Now, suppose that you update your network once based on Equation 9. It is unlikely that all of the different actions $a$ have their advantage $A(s, a)$ move by the same magnitude and in the same direction as a result of this update. It is more likely that some will move up, some will move down, etc. And even if they all move in the same direction, some will likely move by a smaller magnitude than others. In some sense, Equation 9 "averages out" the movements triggered by the learning update in all of these different advantage estimates, which causes the network's prediction targets overall to simply move more slowly, reducing the moving target problem. At least, that's the intuitive idea. Again, I don't think there is a formal proof that this happens, but it does turn out to often help in practice.

Answer 2

I believe that is explained on the prior page:

"Intuitively, the value function $V$ measures the how good it is to be in a particular state $s$. The $Q$ function, however, measures the the value of choosing a particular action when in this state. The advantage function subtracts the value of the state from the $Q$ function to obtain a relative measure of the importance of each action."

Then two paragraphs above were you started your quote:

"However, we need to keep in mind that $Q(s, a; \theta, \alpha, \beta)$ is only a parameterized estimate of the true $Q$-function. Moreover, it would be wrong to conclude that $V (s; \theta, \beta)$ is a good estimator of the state-value function, or likewise that $A(s, a; \theta, \alpha)$ provides a reasonable estimate of the advantage function.

Equation (7) is unidentifiable in the sense that given $Q$ we cannot recover $V$ and $A$ uniquely. To see this, add a constant to $V (s; \theta, \beta)$ and subtract the same constant from $A(s, a; \theta, \alpha)$. This constant cancels out resulting in the same $Q$ value. This lack of identifiability is mirrored by poor practical performance when this equation is used directly."

Another way of looking at it would be:

• You receive answers to your question

• Answers receive votes

• Answerers have reputation

In a perfect world people could vote based on reputation, with a weighing based upon the correctness of the answer.

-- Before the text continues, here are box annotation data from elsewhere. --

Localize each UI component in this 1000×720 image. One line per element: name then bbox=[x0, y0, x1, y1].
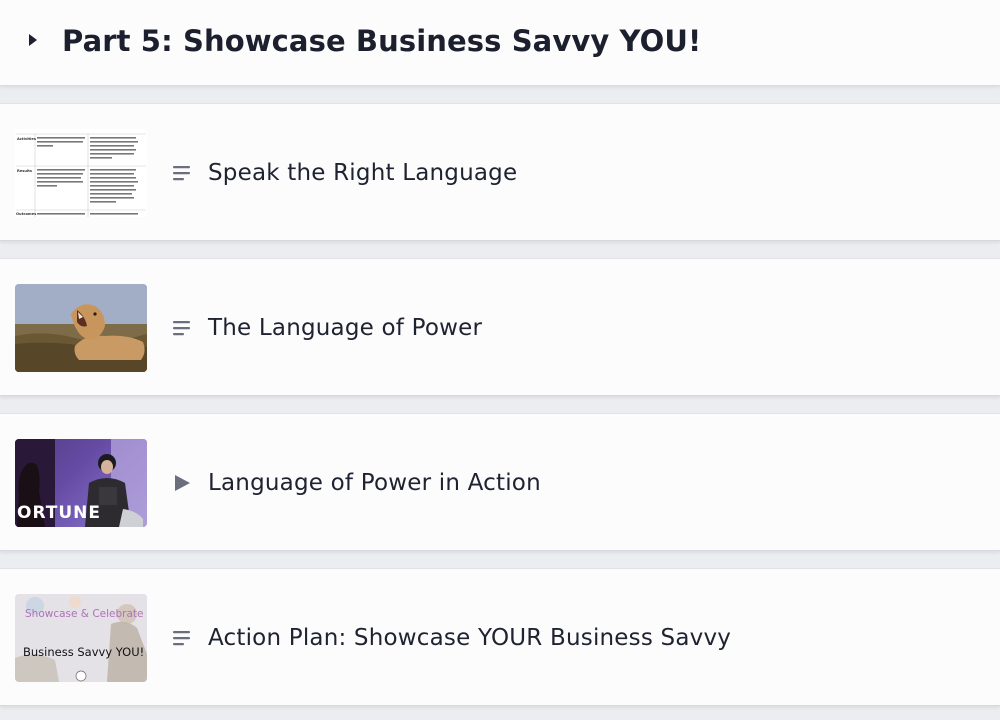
lesson-row[interactable]: Showcase & Celebrate Business Savvy YOU!… bbox=[0, 568, 1000, 706]
lesson-row[interactable]: Activities Results Outcomes Speak the Ri… bbox=[0, 103, 1000, 241]
doc-row1-label: Activities bbox=[17, 137, 36, 141]
lesson-thumbnail bbox=[15, 284, 147, 372]
section-title: Part 5: Showcase Business Savvy YOU! bbox=[62, 24, 702, 58]
text-lines-icon bbox=[172, 163, 192, 183]
lesson-title[interactable]: Action Plan: Showcase YOUR Business Savv… bbox=[208, 623, 731, 653]
text-lines-icon bbox=[172, 628, 192, 648]
lesson-title[interactable]: The Language of Power bbox=[208, 313, 482, 343]
thumbnail-caption-top: Showcase & Celebrate bbox=[25, 608, 144, 620]
doc-row3-label: Outcomes bbox=[16, 212, 36, 216]
lesson-title[interactable]: Speak the Right Language bbox=[208, 158, 517, 188]
lesson-row[interactable]: ORTUNE Language of Power in Action bbox=[0, 413, 1000, 551]
lesson-thumbnail: ORTUNE bbox=[15, 439, 147, 527]
thumbnail-caption: ORTUNE bbox=[17, 503, 102, 523]
doc-row2-label: Results bbox=[17, 169, 32, 173]
caret-right-icon[interactable] bbox=[22, 29, 44, 51]
lesson-row[interactable]: The Language of Power bbox=[0, 258, 1000, 396]
lesson-title[interactable]: Language of Power in Action bbox=[208, 468, 541, 498]
play-icon bbox=[172, 473, 192, 493]
lesson-thumbnail: Activities Results Outcomes bbox=[15, 129, 147, 217]
thumbnail-caption-main: Business Savvy YOU! bbox=[23, 645, 145, 659]
text-lines-icon bbox=[172, 318, 192, 338]
section-header: Part 5: Showcase Business Savvy YOU! bbox=[0, 0, 1000, 86]
lesson-thumbnail: Showcase & Celebrate Business Savvy YOU! bbox=[15, 594, 147, 682]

You could simply look at which answer received the most votes and choose it as correct.

In the real world things don't work that way, things are correct or incorrect whether they are measured or not (think quantum mechanics) and measurement doesn't always reveal the true answer.

See: Parameter Estimation.

The estimate of the advantage is only so good, sometimes it's useful to consider it and in other instances it's useful to reject it - intelligently doing both maximizes it's usefulness.